I keep all sources managed by subversion under ~/svn, so I do

export RTOP=~/svn/R

Please adapt to your needs. The location of the source code for the base R system is conveniently defined as en environment variable by

export REPOS=https://svn.r-project.org/R

R-devel

We change to our RTOP directory and check out the latest revision of R-devel

cd $RTOP
svn co $REPOS/trunk r-devel/source
mkdir $RTOP/r-devel/build

The second time around we only need to

cd $RTOP/r-devel/source
svn up

Then we need to get the sources of the recommended packages

cd $RTOP/r-devel/source/tools
./rsync-recommended

We build in the separate directory created above, in order not to pollute the source code

cd $RTOP/r-devel/build
../source/configure

There are a lot of configure options you might want to use, for example you will probably want --with-blas="-lopenblas" to get more performant linear algebra operations. This depends on libopenblas-dev to be installed, which, per default, will pull libopenblas-pthread-dev on Debian bullseye.

We are not using the install target here, so we do not set --prefix. This is to avoid conflicts with the Debian packages of released versions of R. The next step builds the sources.

make
make check
make pdf
make info

Of course doing checks and making pdf and info documentation is optional. Then we use links to make R-devel and Rscript-devel available (obviously supposes write permission on /usr/local/bin).

cd /usr/local/bin
ln -s /$RTOP/r-devel/build/bin/R R-devel
ln -s /$RTOP/r-devel/build/bin/Rscript Rscript-devel

This will make the commands R-devel and Rscript-devel available. Note that the only entry on .libPaths() is $RTOP/r-devel/build/library, so this is where packages will be installed.

R-patched

After the release of a version R-x.y.0, the so-called release branch is used to introduce changes that meet the development guidelines.

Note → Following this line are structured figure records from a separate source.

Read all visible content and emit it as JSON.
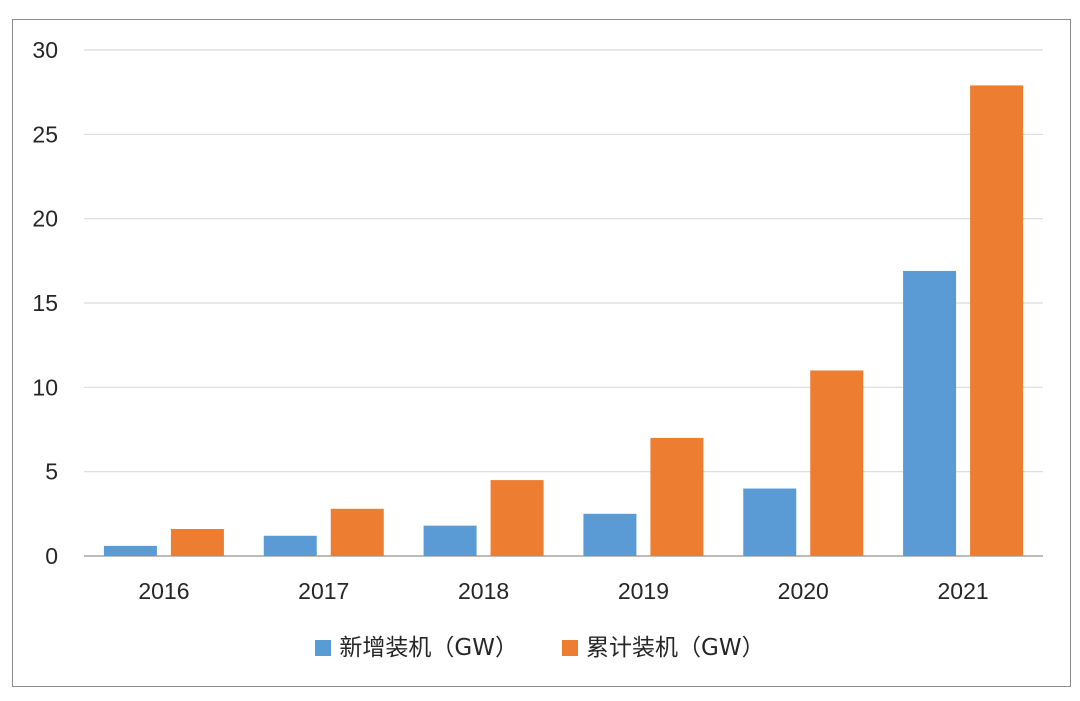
{
  "chart_data": {
    "type": "bar",
    "categories": [
      "2016",
      "2017",
      "2018",
      "2019",
      "2020",
      "2021"
    ],
    "series": [
      {
        "name": "新增装机（GW）",
        "color": "#5b9bd5",
        "values": [
          0.6,
          1.2,
          1.8,
          2.5,
          4.0,
          16.9
        ]
      },
      {
        "name": "累计装机（GW）",
        "color": "#ed7d31",
        "values": [
          1.6,
          2.8,
          4.5,
          7.0,
          11.0,
          27.9
        ]
      }
    ],
    "y_ticks": [
      "0",
      "5",
      "10",
      "15",
      "20",
      "25",
      "30"
    ],
    "ylim": [
      0,
      30
    ],
    "grid": true,
    "legend_position": "bottom-center",
    "title": "",
    "xlabel": "",
    "ylabel": ""
  }
}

We can build such branches (aka R-patched) using the following scheme, which is adapted from the procedure given for R-devel, but without duplicating all comments.

At the time of this writing, the release branch can be defined by

export RPATCHED=branches/R-3-5-branch

R-patched can than be built and made available by

cd $RTOP
svn co $REPOS/$RPATCHED r-patched/source
mkdir $RTOP/r-patched/build
cd $RTOP/r-patched/source/tools
./rsync-recommended

Again, we build in the separate directory created above, in order not to pollute the source code

cd $RTOP/r-patched/build
../source/configure
make
make check
make pdf
make info

Then, as privileged user:

cd /usr/local/bin
ln -s /$RTOP/r-patched/build/bin/R R-patched
ln -s /$RTOP/r-patched/build/bin/Rscript Rscript-patched

The builds can be updated by updating the sources from the repository, syncing the latest versions of the recommended packages and rebuilding.

Debian R policy

An RFC on a first public draft of ‘Debian R Policy’ has been posted to debian-devel in 2003.

Acknowledgements

The Debian R packages are maintained by Dirk Eddelbuettel. The packages present on CRAN for Debian stable and oldstable are provided by Johannes Ranke. Thanks to Mathieu Basille for restructuring the README in March 2015.